In practical testing, the bubble point must be identified as a continuous stream of bubbles emerging from the membrane surface. Localised fizzing, vortexing, or bulk foaming caused by gas diffusion does not represent the true bubble point. Only a stable and continuous bubble stream from the largest pore indicates that the capillary pressure of the membrane has been exceeded.
Bubble Point Physics: The Young–Laplace Relationship
The relationship between bubble point pressure and pore size is governed by the Young–Laplace equation, which describes capillary behaviour in membrane pores.
P = (4γ cosθ) / d
Where:
P = bubble point pressure
γ = surface tension of the wetting liquid
θ = contact angle between the liquid and membrane surface
d = pore diameter
This equation explains why smaller membrane pores require higher pressure to displace the wetting liquid. It also highlights the importance of selecting the correct wetting fluid, as surface tension and contact angle directly influence measured bubble point values.
Why Bubble Point Testing Matters
Bubble point testing is commonly used to verify membrane filter integrity.
If a membrane cartridge has been damaged, chemically degraded, improperly sealed, or mechanically stressed, the measured bubble point will fall below the expected specification.
For industrial filtration systems, this test provides several practical advantages:
• verification that the membrane structure is intact
• confirmation that the cartridge meets its pore rating
• detection of membrane damage or seal failure
• prevention of contamination caused by compromised filtration
Because the test is non-destructive, it can be performed before installation, during validation, or after filtration cycles to confirm membrane performance.
Bubble Point and Membrane Pore Size
The bubble point test is directly linked to membrane pore structure.
In practical terms:
smaller pores require higher pressure to displace the wetting liquid
This relationship allows manufacturers and engineers to verify that a membrane cartridge meets its designed filtration rating.
For example:
• 0.2 µm membranes exhibit higher bubble point pressures
• 0.45 µm membranes exhibit lower bubble point pressures
Although the exact pressure values depend on the membrane material and wetting liquid, the relationship between pore size and pressure remains consistent.

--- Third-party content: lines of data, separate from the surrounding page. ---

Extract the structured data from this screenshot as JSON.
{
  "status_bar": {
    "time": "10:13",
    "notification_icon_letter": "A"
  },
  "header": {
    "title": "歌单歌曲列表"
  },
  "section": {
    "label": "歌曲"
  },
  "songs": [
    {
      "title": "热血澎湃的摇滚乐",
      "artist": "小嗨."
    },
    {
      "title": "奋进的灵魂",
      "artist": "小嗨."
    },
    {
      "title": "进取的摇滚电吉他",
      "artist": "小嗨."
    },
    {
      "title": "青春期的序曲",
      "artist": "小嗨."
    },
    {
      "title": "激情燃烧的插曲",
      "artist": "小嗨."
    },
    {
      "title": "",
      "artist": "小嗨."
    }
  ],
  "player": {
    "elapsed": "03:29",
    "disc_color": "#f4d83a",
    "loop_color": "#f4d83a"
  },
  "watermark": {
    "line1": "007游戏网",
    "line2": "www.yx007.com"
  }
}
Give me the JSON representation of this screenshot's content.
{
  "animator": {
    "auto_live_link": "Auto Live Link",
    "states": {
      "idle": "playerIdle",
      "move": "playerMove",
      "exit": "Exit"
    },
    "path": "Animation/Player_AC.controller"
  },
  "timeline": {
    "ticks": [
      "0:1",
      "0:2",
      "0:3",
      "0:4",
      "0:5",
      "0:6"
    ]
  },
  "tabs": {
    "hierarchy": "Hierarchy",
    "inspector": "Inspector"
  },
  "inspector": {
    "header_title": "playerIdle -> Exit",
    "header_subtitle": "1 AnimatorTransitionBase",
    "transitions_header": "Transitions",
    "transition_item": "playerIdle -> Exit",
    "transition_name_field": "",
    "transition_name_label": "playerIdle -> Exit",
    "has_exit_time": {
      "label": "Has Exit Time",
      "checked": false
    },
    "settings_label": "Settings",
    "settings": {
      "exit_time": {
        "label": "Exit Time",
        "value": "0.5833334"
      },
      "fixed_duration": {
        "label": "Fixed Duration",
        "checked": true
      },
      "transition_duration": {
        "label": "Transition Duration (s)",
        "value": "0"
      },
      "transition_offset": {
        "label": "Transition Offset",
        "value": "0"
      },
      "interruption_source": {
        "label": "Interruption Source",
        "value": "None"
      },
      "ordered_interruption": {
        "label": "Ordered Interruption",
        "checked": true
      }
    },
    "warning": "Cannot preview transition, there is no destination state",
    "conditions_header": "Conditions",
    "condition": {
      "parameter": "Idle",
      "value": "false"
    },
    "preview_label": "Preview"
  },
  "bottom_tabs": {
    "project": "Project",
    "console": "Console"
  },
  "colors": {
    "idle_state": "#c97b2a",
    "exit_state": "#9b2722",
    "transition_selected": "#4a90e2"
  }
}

Membrane Materials Used in Industrial Cartridge Filtration
Modern industrial cartridge filtration platforms incorporate several membrane materials to address different chemical environments and filtration objectives.
Within the FiltraCore LFX C Series™ cartridge platform, pleated membrane cartridges are engineered for consistent pore geometry and predictable filtration behaviour.
Common membrane materials include:
PTFE Membrane Cartridges 
Polytetrafluoroethylene (PTFE) membranes provide exceptional chemical resistance and are widely used in aggressive chemical filtration applications.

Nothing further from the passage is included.